Arm-in-arm with a police officer and a stranger, 95-year-old WWII veteran John Sato was determined to show his support for the Muslim community by protesting against racism at an Auckland rally.
The New Zealand Army veteran told Radio New Zealand he couldn't sleep the night of the Christchurch terror attacks, when a sole gunman killed fifty Muslims during afternoon prays at two different mosques.
Mr Sato admits he was living in a bubble; keeping to himself in the Auckland eastern suburb of Howick since losing his wife and daughter.
But when the news broke out of Christchurch, he was plunged into reality.
"I thought it was so sad. You can feel the suffering of other people," he told the broadcaster.

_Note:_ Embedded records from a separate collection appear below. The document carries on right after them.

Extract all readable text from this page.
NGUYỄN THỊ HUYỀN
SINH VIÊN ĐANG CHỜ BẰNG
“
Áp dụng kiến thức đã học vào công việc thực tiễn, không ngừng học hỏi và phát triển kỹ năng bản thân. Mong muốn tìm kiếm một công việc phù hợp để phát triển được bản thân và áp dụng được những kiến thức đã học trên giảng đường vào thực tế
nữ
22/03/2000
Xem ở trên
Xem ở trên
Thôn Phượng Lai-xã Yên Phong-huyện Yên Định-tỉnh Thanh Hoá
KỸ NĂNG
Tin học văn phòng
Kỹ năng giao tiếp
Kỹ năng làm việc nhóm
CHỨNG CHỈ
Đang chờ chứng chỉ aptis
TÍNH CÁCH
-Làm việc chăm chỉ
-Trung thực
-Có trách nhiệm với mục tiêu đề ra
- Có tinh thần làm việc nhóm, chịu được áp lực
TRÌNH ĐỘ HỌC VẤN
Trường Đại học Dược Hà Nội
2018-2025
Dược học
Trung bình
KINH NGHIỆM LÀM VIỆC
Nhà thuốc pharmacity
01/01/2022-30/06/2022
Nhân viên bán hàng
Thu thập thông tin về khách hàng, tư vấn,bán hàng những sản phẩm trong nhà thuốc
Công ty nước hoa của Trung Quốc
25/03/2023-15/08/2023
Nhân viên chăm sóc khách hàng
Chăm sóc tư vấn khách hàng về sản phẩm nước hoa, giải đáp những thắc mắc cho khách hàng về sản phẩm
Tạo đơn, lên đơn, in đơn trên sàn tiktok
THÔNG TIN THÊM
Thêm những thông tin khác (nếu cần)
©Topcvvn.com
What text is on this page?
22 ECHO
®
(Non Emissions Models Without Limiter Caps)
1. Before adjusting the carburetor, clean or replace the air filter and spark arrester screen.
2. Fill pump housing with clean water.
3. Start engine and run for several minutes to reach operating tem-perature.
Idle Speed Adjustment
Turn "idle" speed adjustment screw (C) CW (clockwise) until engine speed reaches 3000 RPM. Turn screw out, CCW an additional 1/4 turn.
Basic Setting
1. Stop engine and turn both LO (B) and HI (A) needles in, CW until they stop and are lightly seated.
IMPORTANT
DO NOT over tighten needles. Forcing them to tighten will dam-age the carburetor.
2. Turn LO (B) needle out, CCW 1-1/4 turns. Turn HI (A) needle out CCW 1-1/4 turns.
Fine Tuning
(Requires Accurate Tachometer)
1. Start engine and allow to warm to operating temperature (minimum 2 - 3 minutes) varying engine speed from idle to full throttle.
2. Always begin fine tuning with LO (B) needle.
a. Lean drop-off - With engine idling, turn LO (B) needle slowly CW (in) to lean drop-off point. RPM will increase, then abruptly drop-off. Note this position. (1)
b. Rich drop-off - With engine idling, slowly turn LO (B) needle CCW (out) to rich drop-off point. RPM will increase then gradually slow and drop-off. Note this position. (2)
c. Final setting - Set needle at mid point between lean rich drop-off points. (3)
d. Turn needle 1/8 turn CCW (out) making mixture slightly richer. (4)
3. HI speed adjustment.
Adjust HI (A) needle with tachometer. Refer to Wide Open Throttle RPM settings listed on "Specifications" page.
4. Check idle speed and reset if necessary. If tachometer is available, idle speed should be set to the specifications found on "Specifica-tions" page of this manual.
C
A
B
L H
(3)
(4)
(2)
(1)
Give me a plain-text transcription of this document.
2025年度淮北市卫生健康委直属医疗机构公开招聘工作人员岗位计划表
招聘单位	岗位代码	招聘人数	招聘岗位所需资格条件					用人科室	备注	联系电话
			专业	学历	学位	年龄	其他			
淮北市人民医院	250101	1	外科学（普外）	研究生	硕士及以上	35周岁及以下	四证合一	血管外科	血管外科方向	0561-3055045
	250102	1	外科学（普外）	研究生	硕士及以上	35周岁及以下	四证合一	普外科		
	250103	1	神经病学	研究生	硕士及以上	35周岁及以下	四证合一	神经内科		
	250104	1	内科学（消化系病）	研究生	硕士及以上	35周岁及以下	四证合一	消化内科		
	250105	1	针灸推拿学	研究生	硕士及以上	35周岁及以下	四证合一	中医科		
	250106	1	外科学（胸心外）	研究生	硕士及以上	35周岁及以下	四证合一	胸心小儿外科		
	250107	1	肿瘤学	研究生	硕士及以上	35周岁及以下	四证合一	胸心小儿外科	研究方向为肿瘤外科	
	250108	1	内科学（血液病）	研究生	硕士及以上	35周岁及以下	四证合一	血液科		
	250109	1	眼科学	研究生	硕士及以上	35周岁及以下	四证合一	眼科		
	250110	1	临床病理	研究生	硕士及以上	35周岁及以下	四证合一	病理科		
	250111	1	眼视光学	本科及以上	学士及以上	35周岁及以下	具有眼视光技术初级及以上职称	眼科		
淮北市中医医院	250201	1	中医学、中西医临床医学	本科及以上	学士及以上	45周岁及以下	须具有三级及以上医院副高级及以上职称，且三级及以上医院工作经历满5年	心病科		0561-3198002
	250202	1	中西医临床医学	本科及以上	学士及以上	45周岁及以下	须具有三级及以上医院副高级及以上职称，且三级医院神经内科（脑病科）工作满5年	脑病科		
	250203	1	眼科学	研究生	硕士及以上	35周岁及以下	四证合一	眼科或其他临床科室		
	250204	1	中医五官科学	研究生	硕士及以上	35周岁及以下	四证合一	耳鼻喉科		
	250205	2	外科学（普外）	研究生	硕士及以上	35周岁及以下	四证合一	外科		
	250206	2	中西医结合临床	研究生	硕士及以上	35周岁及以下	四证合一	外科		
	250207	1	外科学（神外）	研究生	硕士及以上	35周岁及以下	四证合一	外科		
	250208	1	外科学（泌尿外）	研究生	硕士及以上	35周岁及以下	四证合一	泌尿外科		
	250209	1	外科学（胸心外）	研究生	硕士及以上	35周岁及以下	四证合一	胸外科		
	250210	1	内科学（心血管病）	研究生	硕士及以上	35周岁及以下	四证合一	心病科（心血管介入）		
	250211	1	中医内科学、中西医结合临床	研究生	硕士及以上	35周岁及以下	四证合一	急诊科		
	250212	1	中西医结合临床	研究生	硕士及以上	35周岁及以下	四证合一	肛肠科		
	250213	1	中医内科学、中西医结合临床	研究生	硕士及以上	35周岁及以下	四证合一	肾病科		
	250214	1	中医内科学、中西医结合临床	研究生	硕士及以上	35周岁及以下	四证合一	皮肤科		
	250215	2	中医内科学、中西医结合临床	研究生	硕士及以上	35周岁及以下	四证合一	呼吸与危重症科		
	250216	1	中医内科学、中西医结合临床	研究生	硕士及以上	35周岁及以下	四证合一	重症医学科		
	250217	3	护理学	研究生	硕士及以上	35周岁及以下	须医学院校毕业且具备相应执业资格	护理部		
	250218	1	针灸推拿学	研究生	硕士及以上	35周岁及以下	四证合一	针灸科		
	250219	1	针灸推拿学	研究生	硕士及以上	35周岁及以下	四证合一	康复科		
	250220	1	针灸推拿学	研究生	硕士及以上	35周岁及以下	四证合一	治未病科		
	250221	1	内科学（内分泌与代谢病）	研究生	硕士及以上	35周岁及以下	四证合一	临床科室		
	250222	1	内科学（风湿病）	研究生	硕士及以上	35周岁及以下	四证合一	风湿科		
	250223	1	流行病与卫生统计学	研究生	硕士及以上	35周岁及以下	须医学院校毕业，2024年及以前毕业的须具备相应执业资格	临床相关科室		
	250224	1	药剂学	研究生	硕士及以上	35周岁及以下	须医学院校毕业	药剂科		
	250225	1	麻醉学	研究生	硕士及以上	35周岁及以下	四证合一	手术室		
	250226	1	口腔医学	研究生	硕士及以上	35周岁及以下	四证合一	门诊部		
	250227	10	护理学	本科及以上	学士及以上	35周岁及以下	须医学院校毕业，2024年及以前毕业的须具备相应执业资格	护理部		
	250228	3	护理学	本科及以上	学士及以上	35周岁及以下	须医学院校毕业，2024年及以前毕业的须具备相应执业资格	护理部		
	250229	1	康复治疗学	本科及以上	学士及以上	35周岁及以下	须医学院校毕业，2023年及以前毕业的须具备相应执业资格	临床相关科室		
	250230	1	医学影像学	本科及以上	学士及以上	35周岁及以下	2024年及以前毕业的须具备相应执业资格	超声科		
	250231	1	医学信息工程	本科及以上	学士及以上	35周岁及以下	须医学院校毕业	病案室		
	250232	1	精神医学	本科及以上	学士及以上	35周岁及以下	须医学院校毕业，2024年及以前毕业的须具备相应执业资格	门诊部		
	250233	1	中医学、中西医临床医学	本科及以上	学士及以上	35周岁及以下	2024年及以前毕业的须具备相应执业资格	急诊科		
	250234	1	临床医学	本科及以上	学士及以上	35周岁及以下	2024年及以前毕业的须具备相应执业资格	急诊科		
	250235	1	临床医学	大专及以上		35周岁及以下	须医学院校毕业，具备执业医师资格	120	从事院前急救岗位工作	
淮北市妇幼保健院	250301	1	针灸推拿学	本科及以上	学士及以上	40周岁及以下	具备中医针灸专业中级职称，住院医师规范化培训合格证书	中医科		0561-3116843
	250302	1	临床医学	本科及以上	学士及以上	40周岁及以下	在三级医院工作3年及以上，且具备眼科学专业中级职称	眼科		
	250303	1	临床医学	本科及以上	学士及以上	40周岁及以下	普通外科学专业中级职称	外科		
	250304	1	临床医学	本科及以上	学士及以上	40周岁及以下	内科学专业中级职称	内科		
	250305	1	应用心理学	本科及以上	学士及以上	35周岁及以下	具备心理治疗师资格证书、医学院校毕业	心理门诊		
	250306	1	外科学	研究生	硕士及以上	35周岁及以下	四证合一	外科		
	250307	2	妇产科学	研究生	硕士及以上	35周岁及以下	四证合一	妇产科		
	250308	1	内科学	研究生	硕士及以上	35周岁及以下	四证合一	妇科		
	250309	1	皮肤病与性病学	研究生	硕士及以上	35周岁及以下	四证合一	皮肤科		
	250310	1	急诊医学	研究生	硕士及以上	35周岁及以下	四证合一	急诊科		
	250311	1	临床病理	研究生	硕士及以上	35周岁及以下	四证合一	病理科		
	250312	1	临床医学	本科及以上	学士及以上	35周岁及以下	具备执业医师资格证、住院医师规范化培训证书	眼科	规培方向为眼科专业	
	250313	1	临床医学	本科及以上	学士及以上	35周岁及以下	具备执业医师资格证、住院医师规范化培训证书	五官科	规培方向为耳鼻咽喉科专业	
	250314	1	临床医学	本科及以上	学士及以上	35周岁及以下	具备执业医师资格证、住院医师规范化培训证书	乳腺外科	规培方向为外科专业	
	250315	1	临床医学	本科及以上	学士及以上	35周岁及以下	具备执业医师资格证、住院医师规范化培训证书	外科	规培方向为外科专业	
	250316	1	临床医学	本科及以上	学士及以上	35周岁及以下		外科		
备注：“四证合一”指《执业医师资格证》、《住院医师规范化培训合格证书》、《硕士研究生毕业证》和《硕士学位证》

"The Christchurch incident was more than just a tragedy for us."
Mr Sato said he was determined to show his support.
First he caught a bus to visit a mosque in Pakuranga, not too far from his house. After seeing so many flower and messages of support, he decided to press on - heading into the city centre to join a march against racism.
After three more bus trips, he arrived to join thousands of Aucklanders rallying against hate.
When strangers saw him, they were quick to offer him a hand.
Born to a Scottish mother and Japanese father, Mr Sato believes that when recruited into the army during New Zealand's fight against Japan in the Pacific, he was one of only two Kiwi-Japanese in the military.
He said racism had no place in New Zealand.
"I think it's such a tragedy, and yet it has the other side," he told Radio New Zealand.
"It has brought people together, no matter what their race or anything. People suddenly realised we're all one. We care for each other."
Inspired by the 95-year-old's show of solidarity, a police officer even gave him a lift home from the march.